LEGNANO – Ma quali morti e sepolti. Chi si aspettava che “L’Ultima chiamata” sarebbe stato un rito funebre, l’addio definitivo dei CCCP – Fedeli alla Linea, ha dovuto ricredersi. Sul palco del Rugby sound, ieri sera – giovedì 3 luglio – tutta la band godeva, per fortuna, di ottima salute. E anche il punk dei musici emiliani filo-sovietici è ancora vivo. Semmai è invecchiato ed è invecchiato bene. Scarica ancora adrenalina su un pubblico che non è più quello di trent’anni fa.
Nel pratone del Castello ad ascoltare – adorare Giovanni Lindo Ferretti e i CCCP c’erano capelli grigi, corti e “niente cresti”. Eppure, sotto il sound meno ruggine e più morbido, se si chiudevano gli occhi, potevi immaginare di essere – giusto per continuare a citarli – a “Bucuresti”.
“Capelli corti e niente cresti”
E’ Annarella, benemerita soubrette e regina del palco con il suo look mutante e affascinante, ad annunciare l’inizio dello spettacolo. 4 mila biglietti staccati e un popolo ordinato, se così possiamo dire. Non è più una guerra ascoltare dal vivo i CCCP, semmai un rito, tramandato, forza della musica, di generazione in generazione e tra diverse generazioni.
Reduci ne abbiamo sotto il palco? Certo non mancano. C’è anche il Pogo. Non esagerato, ma c’è. E non mancano nemmeno i giovani e i giovanissimi, che accompagnano il salmodiare di Giovanni Lindo pur avendo conosciuto – per fortuna – un mondo senza URSS e Patto di Varsavia.
Canzoni e preghiere
La voce dei CCCP si presenta in blu.
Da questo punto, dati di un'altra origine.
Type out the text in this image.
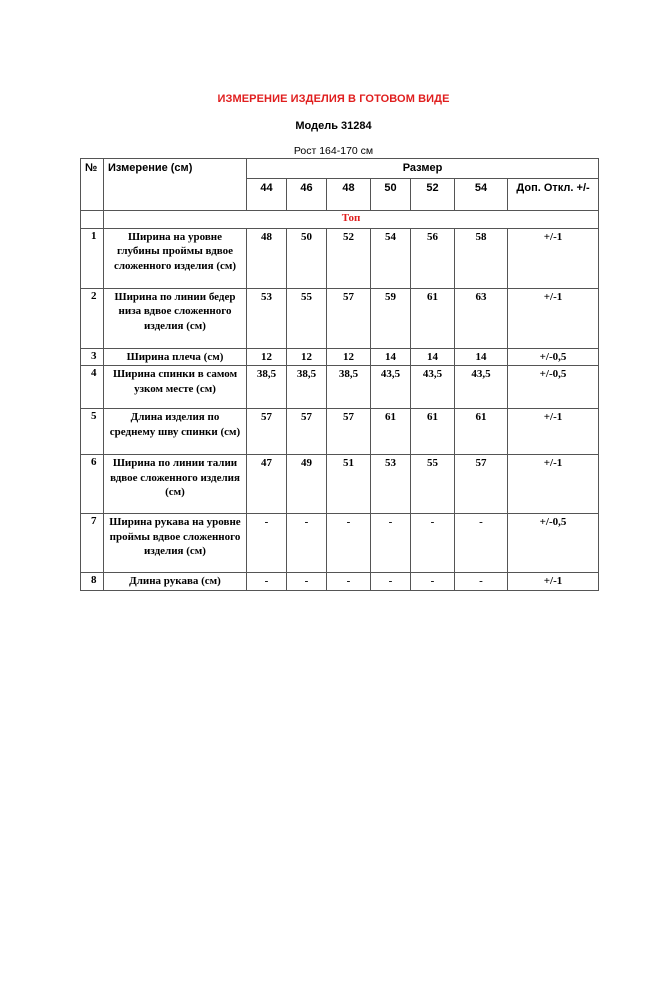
ИЗМЕРЕНИЕ ИЗДЕЛИЯ В ГОТОВОМ ВИДЕ
Модель 31284
Рост 164-170 см
№	Измерение (см)	Размер						
		44	46	48	50	52	54	Доп. Откл. +/-
	Топ							
1	Ширина на уровне глубины проймы вдвое сложенного изделия (см)	48	50	52	54	56	58	+/-1
2	Ширина по линии бедер низа вдвое сложенного изделия (см)	53	55	57	59	61	63	+/-1
3	Ширина плеча (см)	12	12	12	14	14	14	+/-0,5
4	Ширина спинки в самом узком месте (см)	38,5	38,5	38,5	43,5	43,5	43,5	+/-0,5
5	Длина изделия по среднему шву спинки (см)	57	57	57	61	61	61	+/-1
6	Ширина по линии талии вдвое сложенного изделия (см)	47	49	51	53	55	57	+/-1
7	Ширина рукава на уровне проймы вдвое сложенного изделия (см)	-	-	-	-	-	-	+/-0,5
8	Длина рукава (см)	-	-	-	-	-	-	+/-1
Giacca e pantaloni scuri, che richiamano da un lato il modo di vestire dei metalmeccanici e dall’altro la divisa del popolo cinese ai tempi di Mao. Quando poi si infila l’elmetto per cantare Curami, è come se si materializzasse uno dei Vopos diventati icona sulla copertina di un loro Lp. Giovanni Lindo Ferretti esce sul palco, non dice una parola e mette in fila parole al suono dettato da Massimo Zamboni.
Entrambi stanno lì, uniti di nuovo, eppure divisi. Ferretti non concede eccessi al movimento del suo corpo. In piedi, a volte sull’attenti, a volte a braccia conserte, spesso con i pollici delle mani infilati nelle tasche, dispensa emozioni con la sua voce e percorre quasi l’intero repertorio della band. Ci sono tutte le canzoni che il pubblico si attende: Rozzemilia, Mi Ami? Noia, Emilia Paranoica, Spara Juri, Trafitto, Morire, Oh battagliero, Amandoti. Tante canzoni. Ma anche preghiere: Libera me domine e Madre. Quelle che fecero scalpore quando vennero incise su vinile e che oggi regalano emozione e riflessione anche all’anima punk più feroce presente sotto il palco legnanese. Zamboni invece più lo guardi e più sembra disinteressato al mondo e interessato solo a suonare la sua chitarra. Il tutto attorno a lui non lo tange. E allora, onora la mano che fa vibrare quelle corde e uscire un suono che scava dentro “fin dove sta il delirio e trema il cuore”.
Una questione di qualità
Ma chi li ascolta da tempo sa che voce e chitarra sono due anime migranti, recalcitranti, ma fatte l’una per l’altra. E, infatti, per magia la voce di Ferretti e la chitarra di Zamboni hanno ancora più affinità che divergenze tanto che non restituiscono il tempo andato degli anni ruggenti, ma dispensano l’energia contemporanea di chi è custode di una storia artistica data troppo spesso per morta e invece capace di risorgere ogni volta.
E se loro, Ferretti e Zamboni, insieme a Fatur che è tornato a mettere a dura prova il suo fisico anche se ha smesso di usare lame e strumenti di tortura che oggi sarebbe inimmaginabile portare su un palco, sono i gioielli che Annarella ha presentato prima della grande chiusura, sul palco c’erano i due ormai inseparabili Üstmamò Luca Rossi (basso), Ezio Bonicelli (violino); Simone Filippi (chitarra) Simone Beneventi (percussioni) e Gabriele Genta (percussioni). Il tutto per oltre due ore di concerto che sono state tutt’altro che una formalità e certamente una questione di qualità.